The UK tech scene has had a lot to celebrate of late: Third in the world for producing successful tech companies and home to 13 tech unicorns – 37 per cent of Europe’s total unicorn companies, making it officially the tech unicorn capital of Europe. At the opening of London Tech Week last month, prime minister Theresa May said more than £1.2 billion is expected to be invested in UK tech companies from around the world this year.

So then what is fuelling the UK technology market’s funding gap at Series B?

The UK tax system includes huge incentives to invest in early-stage start-ups, which is fuelling massive growth in the UK start-up scene.  According to KPMG, more than £1.19 billion was invested in UK companies in the first quarter of 2019. 

However, once companies get to the stage of requiring a series B round, they’ve usually used up the tax incentives available. Combine this with a lower number of UK and European based VC funds which are big enough to fund larger series B and beyond funding rounds, and you’ll start to see why such a funding gap exists in the UK.

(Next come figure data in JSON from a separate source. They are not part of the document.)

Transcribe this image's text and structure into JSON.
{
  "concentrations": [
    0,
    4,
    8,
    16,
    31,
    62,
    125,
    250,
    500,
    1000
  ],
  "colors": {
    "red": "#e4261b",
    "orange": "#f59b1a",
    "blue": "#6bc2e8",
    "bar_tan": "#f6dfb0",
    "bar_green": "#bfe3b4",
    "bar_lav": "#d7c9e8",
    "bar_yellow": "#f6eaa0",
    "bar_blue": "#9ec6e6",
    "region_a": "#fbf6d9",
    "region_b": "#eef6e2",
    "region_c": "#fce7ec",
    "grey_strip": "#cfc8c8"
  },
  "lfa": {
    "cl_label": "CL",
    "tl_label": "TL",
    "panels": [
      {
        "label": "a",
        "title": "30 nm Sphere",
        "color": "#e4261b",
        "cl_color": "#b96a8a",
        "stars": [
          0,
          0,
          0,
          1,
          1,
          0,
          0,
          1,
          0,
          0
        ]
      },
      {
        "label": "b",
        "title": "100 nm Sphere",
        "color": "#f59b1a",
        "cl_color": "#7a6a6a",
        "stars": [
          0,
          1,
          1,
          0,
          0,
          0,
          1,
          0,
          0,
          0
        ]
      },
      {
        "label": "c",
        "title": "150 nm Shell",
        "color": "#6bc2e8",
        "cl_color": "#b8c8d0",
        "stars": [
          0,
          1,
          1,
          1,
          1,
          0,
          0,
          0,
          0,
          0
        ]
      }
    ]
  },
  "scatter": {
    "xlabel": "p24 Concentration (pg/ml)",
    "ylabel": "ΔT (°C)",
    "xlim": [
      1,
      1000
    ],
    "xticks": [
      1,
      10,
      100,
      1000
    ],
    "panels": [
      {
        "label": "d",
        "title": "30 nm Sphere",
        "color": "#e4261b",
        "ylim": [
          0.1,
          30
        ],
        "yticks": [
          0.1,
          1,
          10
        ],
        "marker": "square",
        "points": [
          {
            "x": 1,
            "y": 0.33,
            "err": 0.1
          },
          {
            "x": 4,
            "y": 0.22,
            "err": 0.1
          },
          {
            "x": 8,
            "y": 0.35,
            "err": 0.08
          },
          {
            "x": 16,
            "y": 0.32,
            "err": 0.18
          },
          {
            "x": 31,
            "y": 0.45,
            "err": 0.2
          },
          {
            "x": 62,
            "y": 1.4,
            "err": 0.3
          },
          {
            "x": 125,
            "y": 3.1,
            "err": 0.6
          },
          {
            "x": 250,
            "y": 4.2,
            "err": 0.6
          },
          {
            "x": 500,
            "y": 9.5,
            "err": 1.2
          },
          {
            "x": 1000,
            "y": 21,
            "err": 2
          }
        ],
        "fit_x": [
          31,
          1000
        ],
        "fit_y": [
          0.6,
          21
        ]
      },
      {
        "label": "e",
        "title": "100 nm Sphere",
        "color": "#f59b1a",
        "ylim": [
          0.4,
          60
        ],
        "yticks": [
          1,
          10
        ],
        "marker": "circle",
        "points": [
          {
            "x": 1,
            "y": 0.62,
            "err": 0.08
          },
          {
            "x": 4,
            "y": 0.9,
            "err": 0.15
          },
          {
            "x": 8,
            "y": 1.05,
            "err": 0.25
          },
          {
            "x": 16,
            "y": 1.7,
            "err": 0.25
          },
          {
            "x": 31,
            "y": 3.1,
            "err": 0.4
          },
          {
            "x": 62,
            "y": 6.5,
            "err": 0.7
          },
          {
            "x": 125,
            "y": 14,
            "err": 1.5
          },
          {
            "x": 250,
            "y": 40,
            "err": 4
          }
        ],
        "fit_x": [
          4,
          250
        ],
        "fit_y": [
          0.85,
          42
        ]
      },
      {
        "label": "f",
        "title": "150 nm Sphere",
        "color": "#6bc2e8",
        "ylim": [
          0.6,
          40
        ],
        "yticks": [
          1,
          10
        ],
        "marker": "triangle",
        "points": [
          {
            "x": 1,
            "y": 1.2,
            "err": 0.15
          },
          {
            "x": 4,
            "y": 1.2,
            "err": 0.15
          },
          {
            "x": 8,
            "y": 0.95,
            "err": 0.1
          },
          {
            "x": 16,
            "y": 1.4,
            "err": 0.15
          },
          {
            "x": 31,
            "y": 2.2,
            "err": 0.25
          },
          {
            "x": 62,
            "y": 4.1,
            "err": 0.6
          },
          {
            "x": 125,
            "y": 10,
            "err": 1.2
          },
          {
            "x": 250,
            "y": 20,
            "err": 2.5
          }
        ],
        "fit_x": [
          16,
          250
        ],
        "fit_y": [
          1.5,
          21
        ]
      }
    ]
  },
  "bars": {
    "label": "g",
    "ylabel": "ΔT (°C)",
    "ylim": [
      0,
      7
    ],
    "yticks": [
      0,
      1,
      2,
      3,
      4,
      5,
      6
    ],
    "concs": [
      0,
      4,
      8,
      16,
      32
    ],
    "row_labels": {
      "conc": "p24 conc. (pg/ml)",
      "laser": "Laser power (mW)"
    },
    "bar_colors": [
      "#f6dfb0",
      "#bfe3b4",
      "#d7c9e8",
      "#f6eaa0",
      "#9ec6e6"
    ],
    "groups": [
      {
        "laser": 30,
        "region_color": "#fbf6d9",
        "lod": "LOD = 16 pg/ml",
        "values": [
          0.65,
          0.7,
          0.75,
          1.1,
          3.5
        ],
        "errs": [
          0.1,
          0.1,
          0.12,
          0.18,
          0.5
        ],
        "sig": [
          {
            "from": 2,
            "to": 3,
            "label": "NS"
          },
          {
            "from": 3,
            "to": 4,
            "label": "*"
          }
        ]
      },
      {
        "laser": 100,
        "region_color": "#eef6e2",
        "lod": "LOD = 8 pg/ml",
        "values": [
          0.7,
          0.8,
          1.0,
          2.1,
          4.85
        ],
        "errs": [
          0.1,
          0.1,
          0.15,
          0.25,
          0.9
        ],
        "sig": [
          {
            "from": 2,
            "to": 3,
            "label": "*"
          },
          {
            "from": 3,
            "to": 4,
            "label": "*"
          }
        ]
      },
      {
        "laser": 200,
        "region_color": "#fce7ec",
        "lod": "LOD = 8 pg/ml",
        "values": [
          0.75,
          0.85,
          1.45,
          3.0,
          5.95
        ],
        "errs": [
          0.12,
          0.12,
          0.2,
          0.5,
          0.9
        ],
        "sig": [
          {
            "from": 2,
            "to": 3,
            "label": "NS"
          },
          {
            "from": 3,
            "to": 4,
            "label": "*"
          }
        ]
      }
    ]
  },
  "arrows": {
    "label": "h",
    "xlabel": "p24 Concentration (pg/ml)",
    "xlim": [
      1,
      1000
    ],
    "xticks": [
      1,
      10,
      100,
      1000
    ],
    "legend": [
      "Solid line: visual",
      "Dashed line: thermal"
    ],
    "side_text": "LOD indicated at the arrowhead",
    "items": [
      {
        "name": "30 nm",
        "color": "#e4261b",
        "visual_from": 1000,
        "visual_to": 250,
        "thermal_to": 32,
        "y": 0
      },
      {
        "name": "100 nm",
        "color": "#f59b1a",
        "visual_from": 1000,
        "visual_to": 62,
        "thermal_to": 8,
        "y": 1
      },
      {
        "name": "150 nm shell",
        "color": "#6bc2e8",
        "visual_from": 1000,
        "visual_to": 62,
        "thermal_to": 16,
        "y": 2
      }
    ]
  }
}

The failure rate of businesses at series B is roughly the same as at series A or seed round. However, the amount of capital at risk is higher, especially as tax incentives will no longer apply at this stage.  

Some investors deliberately avoid the slightly riskier series B rounds, preferring to wait until these companies have come through some of the scale-up problems, and returning as investors at series C.

There is also increasing pressure from across the pond with US investment firms leading 40% of series B rounds in Europe. They are also able to lead on bigger rounds as there is more capital available in the US markets than in Europe or the UK. And, of course, once companies have US funds, it becomes easier for them to raise further money or pursue a sale in the US.

According to the Guardian, “The value of deals involving US companies buying UK businesses more than doubled to £79bn in 2017-18 from £36.8bn in the previous year.”

On top of this,  there can be a dip in enthusiasm on behalf of the tech entrepreneur who is, by nature, a creative, daring and innovative ideas person. The ‘fun part’ is the cool and exciting start-up phase and, by comparison, the scale-up stage isn’t nearly as ‘sexy’.

As the leader of a scale-up, you need to focus on the details that are going to help you progress to unicorn, which are not necessarily the skills that made you successful as a start-up.  Scale-up is all  about developing systems, processes and cultures, KPIS…

However, if the UK is serious about helping companies reach unicorn status, we need to look at how we, the investor, partner with founders from Seed all the way to Series B and beyond. 

We need to up-skill our start-up leadership teams to ensure they are in the right position to take their company through to unicorn. And this does sometimes mean introducing a good CEO alongside the creative founder to ensure the journey continues.

Founders and investors also need to be on the same page with the plan of building the company to scale-up and beyond, not just creating a sales window for great technology.  Founders need to be clear about their plans to stick with the company for long-term growth, and they’ll need to find investors to stick with them.

At Luminous Ventures, we work closely with our founders, supporting them every step on their journey.  We are patient capital. We are in it for the long haul. And we believe that between strong investor relationships and the dedication of our founders to build businesses for growth in the UK, we can stop our best technology being sold off, instead building the unicorns of the future.